Memorizing and detecting an arrested crack in a foam-core sandwich structure using embedded plastic materials and fiber-optic sensors

The authors recently established the 'smart crack arrester' concept to improve the damage tolerance of composite foam-core sandwich structures. The smart crack arrester can simultaneously arrest and detect a crack propagating along the interface between the facesheet and the core. Two fiber Bragg grating (FBG) sensors are embedded at both edges of the arrester to monitor the internal strain change induced by crack propagation. However, since the developed detection technique utilized transient elastic strain change during high-speed crack propagation, the system required a high-cost measurement system and could fail to detect a fatal interface crack in a practical noisy environment. Thus, this study advances the previous approach. Metal wires are additionally embedded alongside the FBG sensors, resulting in a more easily applicable and reliable crack-detection system with a new technical concept. Specifically, the characteristic strain state induced by arresting the interface crack is first 'memorized' by plastic deformation of the metal wire, and the consequent residual strain is then 'statically' picked up by the FBG sensor as a damage signal.
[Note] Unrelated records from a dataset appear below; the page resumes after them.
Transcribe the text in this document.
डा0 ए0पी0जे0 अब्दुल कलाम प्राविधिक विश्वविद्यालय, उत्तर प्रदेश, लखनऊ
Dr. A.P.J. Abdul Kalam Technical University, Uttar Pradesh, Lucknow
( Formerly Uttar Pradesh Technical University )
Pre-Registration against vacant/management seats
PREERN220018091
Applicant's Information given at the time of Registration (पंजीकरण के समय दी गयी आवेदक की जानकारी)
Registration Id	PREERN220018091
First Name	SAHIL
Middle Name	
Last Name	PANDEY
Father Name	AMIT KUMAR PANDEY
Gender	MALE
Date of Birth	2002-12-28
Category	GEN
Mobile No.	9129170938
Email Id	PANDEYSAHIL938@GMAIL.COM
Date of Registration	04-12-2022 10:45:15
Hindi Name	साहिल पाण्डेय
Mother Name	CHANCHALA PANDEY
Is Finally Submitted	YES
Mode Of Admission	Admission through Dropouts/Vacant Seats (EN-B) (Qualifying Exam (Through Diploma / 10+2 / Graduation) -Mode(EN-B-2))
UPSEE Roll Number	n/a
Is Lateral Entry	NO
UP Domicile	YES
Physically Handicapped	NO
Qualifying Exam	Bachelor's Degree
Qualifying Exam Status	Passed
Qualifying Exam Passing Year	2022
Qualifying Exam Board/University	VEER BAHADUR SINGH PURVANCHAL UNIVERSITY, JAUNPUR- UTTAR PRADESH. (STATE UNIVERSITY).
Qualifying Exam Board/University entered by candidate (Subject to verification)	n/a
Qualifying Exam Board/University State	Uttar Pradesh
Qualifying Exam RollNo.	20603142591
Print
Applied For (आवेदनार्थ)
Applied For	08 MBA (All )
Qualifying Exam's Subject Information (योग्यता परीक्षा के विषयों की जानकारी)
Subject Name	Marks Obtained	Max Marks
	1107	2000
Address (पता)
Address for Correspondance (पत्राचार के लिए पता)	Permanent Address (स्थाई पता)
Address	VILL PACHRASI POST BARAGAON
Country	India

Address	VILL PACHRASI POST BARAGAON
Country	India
This study begins by simulating deformation of the metal wires and the sensors to evaluate the feasibility of the proposed technique. The significant advantage of adding the metal wires is then demonstrated by comparing data from the new and previous approaches. Finally, a verification test is conducted to confirm that an FBG spectral shape statically obtained after unloading can indicate the propagation direction and tip location of an arrested crack.